Tecnicamente, o filme também é controverso. Embora o visual (eu sei, falar do visual de um homem invisível é ridículo) de Sebastian todo enfaixado seja bem legal e bizarro, os efeitos especiais (indicados ao Oscar) parecem artificiais demais em algumas cenas, como a de Sebastian envolto no vapor. Mas as cenas de transformação (tornar-se invisível), tanto de Sebastian quanto da gorila, são interessantíssimas e bem originais, assim como a de Sebastian assustando duas crianças no carro.
Em certos momentos, o filme transita indecididamente entre os gêneros de ficção, thriller, terror e policial. Isso não chega a prejudicar o andamento do filme, mas deixa uma brecha jamais preenchida ao final do filme, por ser difícil de enquadrá-lo. Tudo aquilo que consagrou o cinema de Verhoeven está presente aqui. Sexo, violência, doenças sociais, comportamento, etc. Mas a conclusão (seus últimos 40 min) são mal trabalhados e recorrem aos clichês mais recorrentes dentro do(s) gênero(s). Um pecado a obra não ter explorado a infinidade de situações que poderiam ser criadas dentro deste conceito, restringindo as ações do protagonista a uns poucos cenários.
O elenco apóia-se basicamente em três atores. Elisabeth Shue (Despedida em Las Vegas; Karatê Kid - A Hora da Verdade) e Josh Brolin (Os Goonies; Onde Os Fracos Não Têm Vez) como os dois amigos de Sebastian que tentam controlá-lo e na ótima atuação de Kevin Bacon (Sleepers – Vingança Adormecida; O Rio Selvagem), que além de muito seguro, dá um show de carisma em tela, mesmo invisível!!!!
O Homem Sem Sombra está longe das melhores obras de Paul Verhoeven, mas tem seus créditos e melhora a cada revisitada.

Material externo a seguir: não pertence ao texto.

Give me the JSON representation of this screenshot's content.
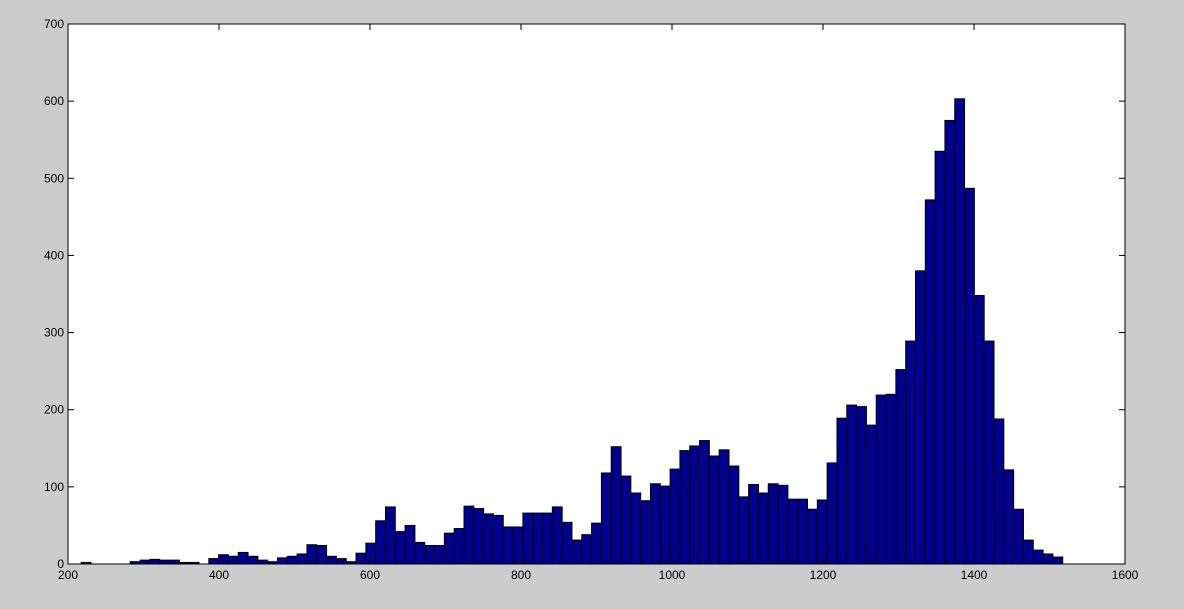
{
  "colors": {
    "figure_background": "#cccccc",
    "axes_background": "#ffffff",
    "bar_fill": "#00008f",
    "bar_edge": "#000000",
    "axis_color": "#000000"
  },
  "chart_data": {
    "type": "bar",
    "subtype": "histogram",
    "title": "",
    "xlabel": "",
    "ylabel": "",
    "xlim": [
      200,
      1600
    ],
    "ylim": [
      0,
      700
    ],
    "grid": false,
    "legend": "none",
    "xticks": [
      "200",
      "400",
      "600",
      "800",
      "1000",
      "1200",
      "1400",
      "1600"
    ],
    "yticks": [
      "0",
      "100",
      "200",
      "300",
      "400",
      "500",
      "600",
      "700"
    ],
    "bin_width": 13,
    "bin_centers": [
      224,
      237,
      250,
      263,
      276,
      289,
      302,
      315,
      328,
      341,
      354,
      367,
      380,
      393,
      406,
      419,
      432,
      445,
      458,
      471,
      484,
      497,
      510,
      523,
      536,
      549,
      562,
      575,
      588,
      601,
      614,
      627,
      640,
      653,
      666,
      679,
      692,
      705,
      718,
      731,
      744,
      757,
      770,
      783,
      796,
      809,
      822,
      835,
      848,
      861,
      874,
      887,
      900,
      913,
      926,
      939,
      952,
      965,
      978,
      991,
      1004,
      1017,
      1030,
      1043,
      1056,
      1069,
      1082,
      1095,
      1108,
      1121,
      1134,
      1147,
      1160,
      1173,
      1186,
      1199,
      1212,
      1225,
      1238,
      1251,
      1264,
      1277,
      1290,
      1303,
      1316,
      1329,
      1342,
      1355,
      1368,
      1381,
      1394,
      1407,
      1420,
      1433,
      1446,
      1459,
      1472,
      1485,
      1498,
      1511
    ],
    "counts": [
      2,
      0,
      0,
      0,
      0,
      3,
      5,
      6,
      5,
      5,
      2,
      2,
      0,
      7,
      12,
      10,
      15,
      10,
      5,
      3,
      8,
      10,
      13,
      25,
      24,
      10,
      7,
      3,
      14,
      27,
      56,
      74,
      42,
      50,
      28,
      24,
      24,
      40,
      46,
      75,
      72,
      65,
      63,
      48,
      48,
      66,
      66,
      66,
      74,
      54,
      31,
      38,
      53,
      118,
      152,
      114,
      92,
      82,
      104,
      101,
      123,
      147,
      153,
      160,
      140,
      148,
      127,
      87,
      103,
      92,
      104,
      102,
      84,
      84,
      71,
      83,
      131,
      189,
      206,
      204,
      180,
      219,
      220,
      252,
      289,
      380,
      472,
      535,
      575,
      603,
      487,
      348,
      289,
      188,
      122,
      71,
      31,
      18,
      13,
      9
    ]
  }
}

E como desafio eu proponho: assista ao filme, coloque-se no lugar de Sebastian e tente julgá-lo. Aí você vai compreender melhor esta fita.
Realmente o filme é bom. E só. Como vc mesmo disse caro Cristian, a meia hora final é clichê demais, não condiz com a ótima primeira parte. De toda forma, belo texto...
Valeu Lucas! Sendo coisa de Verhoeven, a gente sempre espera mais..
Cara, saber que esse filme é do Verhoeven faz todo sentido. Havia assistido a muito tempo e não fazia ideia de que o filme era dele.
Quando assisti pela primeira vez, Caio, também não sabia.